Grad school was an eye opener. I went from living in Maine my whole life to moving to a new state (Rhode Island) and to a city (Providence) for the first time ever. My parents were raised in a way that made them think that I would be murdered every day of the week in a city (which is probably why my mother would call me to make sure I was alive every Sunday). My new friends came from all over the place: Hawaii, Massachusetts, New York, Ohio… everywhere. And their styles reflected that. Not wanting to be known as the girl who probably rode a moose to school every morning, I looked for inspiration in what I saw on the street and in my classrooms. My closet slowly grew, but not always in good ways. You see, with new friends came new eating influences. New eating influences equals new weight. I definitely had a skewed self image for the clothing I was trying to pull off.
After graduating with my Master’s in teaching, I moved back to Maine to a job teaching middle school. Not exactly a fashion runway, but I made do with the clothing I had. I would pick up a staple here or there and try to make it work. I picked up a Jillian Michael’s DVD and began working out. Oh, and I was getting married at the end of the school year in July. It was time to get serious about what I wanted my body to look like. By the time the wedding rolled around, I think I looked pretty excellent in my favorite big white dress, if I do say so myself.

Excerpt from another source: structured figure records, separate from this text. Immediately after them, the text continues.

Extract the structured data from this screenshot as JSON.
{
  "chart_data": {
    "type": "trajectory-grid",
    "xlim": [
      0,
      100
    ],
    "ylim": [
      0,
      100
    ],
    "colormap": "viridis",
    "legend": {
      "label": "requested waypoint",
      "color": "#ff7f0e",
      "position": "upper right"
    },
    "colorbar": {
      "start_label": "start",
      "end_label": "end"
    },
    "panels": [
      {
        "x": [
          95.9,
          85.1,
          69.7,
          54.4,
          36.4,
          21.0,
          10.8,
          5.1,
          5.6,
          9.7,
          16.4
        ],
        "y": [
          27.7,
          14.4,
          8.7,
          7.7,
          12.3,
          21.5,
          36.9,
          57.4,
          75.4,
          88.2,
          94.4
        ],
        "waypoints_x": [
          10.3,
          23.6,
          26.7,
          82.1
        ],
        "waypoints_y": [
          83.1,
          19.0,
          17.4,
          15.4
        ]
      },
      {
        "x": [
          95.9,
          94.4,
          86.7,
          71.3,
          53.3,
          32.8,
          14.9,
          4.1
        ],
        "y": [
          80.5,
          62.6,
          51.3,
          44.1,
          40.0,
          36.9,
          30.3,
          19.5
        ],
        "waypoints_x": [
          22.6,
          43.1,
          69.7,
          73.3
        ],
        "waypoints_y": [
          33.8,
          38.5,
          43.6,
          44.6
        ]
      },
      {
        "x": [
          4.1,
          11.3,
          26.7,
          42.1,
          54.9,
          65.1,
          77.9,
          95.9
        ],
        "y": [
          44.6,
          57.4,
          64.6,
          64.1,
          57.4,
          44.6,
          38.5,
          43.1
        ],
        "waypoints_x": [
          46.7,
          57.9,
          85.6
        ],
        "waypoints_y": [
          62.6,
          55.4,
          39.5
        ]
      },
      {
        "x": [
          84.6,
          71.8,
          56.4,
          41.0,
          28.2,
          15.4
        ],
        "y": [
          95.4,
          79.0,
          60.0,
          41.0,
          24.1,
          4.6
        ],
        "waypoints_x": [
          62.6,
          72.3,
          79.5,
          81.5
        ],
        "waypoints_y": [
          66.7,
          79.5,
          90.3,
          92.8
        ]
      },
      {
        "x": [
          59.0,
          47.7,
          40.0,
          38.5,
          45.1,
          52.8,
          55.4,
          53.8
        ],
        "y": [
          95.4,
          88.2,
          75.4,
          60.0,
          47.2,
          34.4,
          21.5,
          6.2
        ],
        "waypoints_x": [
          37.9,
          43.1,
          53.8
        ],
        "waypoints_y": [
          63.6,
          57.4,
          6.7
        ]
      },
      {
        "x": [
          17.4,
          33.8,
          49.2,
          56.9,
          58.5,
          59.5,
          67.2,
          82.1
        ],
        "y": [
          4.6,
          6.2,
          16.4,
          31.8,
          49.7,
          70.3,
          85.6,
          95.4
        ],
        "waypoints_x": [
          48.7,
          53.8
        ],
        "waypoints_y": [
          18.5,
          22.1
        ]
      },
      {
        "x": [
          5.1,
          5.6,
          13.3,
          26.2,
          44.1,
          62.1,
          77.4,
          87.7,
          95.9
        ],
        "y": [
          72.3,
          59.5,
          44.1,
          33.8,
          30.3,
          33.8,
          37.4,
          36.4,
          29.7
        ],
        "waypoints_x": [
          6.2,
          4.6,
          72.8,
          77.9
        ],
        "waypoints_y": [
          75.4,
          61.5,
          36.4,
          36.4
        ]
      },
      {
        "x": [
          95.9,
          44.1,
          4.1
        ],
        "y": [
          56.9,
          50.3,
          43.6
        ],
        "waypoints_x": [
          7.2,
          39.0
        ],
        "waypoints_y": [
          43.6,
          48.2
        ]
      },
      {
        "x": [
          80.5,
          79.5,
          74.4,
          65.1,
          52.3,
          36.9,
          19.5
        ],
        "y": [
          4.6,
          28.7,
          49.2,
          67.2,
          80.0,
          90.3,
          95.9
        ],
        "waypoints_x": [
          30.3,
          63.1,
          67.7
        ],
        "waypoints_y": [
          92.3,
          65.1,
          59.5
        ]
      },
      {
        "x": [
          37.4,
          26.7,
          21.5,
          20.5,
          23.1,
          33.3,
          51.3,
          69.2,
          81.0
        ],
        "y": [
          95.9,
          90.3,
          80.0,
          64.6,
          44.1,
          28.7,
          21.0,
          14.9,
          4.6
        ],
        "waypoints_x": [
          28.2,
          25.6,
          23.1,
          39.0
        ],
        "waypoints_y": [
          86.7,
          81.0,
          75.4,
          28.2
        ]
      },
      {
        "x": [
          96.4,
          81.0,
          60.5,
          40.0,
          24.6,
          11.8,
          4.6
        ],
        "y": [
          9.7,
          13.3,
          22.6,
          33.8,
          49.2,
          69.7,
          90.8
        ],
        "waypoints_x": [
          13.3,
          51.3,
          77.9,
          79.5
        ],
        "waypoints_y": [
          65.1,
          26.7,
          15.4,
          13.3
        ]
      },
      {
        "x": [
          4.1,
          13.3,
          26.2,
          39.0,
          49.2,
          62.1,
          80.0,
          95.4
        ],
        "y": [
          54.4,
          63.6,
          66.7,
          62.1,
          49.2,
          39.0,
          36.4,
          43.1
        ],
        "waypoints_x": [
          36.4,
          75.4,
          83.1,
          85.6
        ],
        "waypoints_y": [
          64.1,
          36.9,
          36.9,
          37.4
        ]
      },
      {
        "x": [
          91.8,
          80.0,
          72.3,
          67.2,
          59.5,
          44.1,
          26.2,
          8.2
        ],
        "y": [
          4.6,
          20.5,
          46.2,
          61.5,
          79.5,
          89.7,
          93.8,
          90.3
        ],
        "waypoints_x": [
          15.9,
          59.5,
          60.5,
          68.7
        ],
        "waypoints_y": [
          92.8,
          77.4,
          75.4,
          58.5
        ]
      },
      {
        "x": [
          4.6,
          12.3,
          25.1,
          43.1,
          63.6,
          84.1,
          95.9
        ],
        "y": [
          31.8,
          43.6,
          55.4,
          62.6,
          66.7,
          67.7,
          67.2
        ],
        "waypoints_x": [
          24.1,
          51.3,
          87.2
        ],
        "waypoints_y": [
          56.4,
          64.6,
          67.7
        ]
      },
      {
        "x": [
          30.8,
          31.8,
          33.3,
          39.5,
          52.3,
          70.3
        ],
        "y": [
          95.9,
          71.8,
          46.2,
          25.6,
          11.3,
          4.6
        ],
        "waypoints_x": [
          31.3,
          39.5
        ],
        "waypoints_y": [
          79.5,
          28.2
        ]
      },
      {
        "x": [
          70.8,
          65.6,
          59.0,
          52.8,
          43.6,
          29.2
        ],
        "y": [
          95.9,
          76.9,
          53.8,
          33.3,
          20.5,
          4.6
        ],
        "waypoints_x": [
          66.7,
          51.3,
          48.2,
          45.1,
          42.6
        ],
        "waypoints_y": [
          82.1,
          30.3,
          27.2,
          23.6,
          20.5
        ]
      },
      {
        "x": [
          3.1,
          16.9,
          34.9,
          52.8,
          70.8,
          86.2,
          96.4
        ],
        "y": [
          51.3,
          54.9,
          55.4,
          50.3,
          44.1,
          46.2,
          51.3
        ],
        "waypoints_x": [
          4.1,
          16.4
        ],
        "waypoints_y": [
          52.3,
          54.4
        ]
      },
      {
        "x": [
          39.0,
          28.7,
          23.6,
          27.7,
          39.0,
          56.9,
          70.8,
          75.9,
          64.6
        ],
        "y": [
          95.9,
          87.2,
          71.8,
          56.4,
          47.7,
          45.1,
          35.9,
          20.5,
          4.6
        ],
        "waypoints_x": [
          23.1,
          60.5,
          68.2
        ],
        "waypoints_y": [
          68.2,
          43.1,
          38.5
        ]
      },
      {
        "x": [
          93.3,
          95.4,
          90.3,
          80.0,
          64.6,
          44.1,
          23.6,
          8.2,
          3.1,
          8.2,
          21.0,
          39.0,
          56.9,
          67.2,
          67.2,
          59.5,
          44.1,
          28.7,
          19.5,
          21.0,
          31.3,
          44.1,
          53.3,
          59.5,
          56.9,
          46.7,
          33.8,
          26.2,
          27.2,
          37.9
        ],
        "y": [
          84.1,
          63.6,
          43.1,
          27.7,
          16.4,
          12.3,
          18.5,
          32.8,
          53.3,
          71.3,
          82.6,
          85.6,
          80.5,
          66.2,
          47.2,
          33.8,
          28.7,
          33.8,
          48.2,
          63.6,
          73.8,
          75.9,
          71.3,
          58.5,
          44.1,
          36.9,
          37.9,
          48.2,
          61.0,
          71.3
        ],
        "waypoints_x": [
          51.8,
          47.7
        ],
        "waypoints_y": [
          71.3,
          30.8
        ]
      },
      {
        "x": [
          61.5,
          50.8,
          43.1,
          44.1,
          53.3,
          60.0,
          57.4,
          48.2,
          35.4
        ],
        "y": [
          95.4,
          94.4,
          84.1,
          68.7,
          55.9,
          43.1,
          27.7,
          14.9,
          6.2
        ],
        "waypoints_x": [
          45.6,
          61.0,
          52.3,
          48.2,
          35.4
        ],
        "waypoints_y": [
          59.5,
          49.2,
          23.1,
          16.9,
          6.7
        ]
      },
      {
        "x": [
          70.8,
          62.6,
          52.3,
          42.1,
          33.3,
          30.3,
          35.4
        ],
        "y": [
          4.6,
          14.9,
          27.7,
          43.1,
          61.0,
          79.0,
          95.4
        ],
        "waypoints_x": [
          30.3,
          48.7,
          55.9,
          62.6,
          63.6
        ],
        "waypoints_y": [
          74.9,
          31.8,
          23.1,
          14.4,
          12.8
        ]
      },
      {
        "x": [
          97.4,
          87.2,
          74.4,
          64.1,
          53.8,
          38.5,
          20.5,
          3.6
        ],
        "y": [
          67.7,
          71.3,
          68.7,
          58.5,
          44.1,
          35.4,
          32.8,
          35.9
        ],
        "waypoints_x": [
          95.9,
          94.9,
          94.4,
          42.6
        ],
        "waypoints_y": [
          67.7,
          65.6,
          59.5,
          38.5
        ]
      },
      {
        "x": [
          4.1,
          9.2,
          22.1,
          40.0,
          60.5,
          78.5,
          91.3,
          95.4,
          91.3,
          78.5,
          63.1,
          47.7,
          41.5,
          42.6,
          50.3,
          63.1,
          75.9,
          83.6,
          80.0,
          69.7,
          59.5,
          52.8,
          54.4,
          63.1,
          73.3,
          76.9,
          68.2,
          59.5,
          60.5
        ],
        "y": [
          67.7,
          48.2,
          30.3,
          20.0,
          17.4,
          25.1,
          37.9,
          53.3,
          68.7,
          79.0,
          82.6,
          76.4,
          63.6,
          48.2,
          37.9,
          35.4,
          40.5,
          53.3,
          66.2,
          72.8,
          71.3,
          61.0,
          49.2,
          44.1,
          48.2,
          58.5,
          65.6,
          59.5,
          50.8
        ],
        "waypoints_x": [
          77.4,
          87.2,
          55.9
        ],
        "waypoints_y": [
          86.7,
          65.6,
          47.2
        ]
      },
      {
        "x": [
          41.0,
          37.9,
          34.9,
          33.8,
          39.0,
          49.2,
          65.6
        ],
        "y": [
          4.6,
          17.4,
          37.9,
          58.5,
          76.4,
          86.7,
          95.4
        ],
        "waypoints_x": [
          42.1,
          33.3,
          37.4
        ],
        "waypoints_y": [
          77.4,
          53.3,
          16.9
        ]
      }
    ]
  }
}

Now, almost a year and a half later, my husband B and I live in a small city in Maine that has introduced me to my current passions: YouTube and thrifting. B is responsible for the first obsession (how did I not know about how to videos before this year?) and from there, I looked into thrifting. In order to save us as much money as possible, I wanted to go school clothes shopping to spruce up my wardrobe after losing around eight pounds over the summer. I thought of how I had found crafting supplies at Goodwill over the summer for different projects, so maybe I would give them a shot. What I found was an amazing resource for finding all of the brands I love at ridiculously low prices. Oh, and I am addicted to the hunt. You could catch me thrifting on any Saturday B has to work. He probably groans in his mind when he reads that statement. Yes hunny, I love thrifting. But it’s okay, you don’t have to come if you don’t want to! And oh my word, can we talk about how fun and addicting haul videos are on YouTube? Why do I feel the need to watch and drool over what everyone else has found?
So here I am, on my way to a better wardrobe, a healthy lifestyle, and a clothing budget that won’t break the bank. I think I have found my diva gene.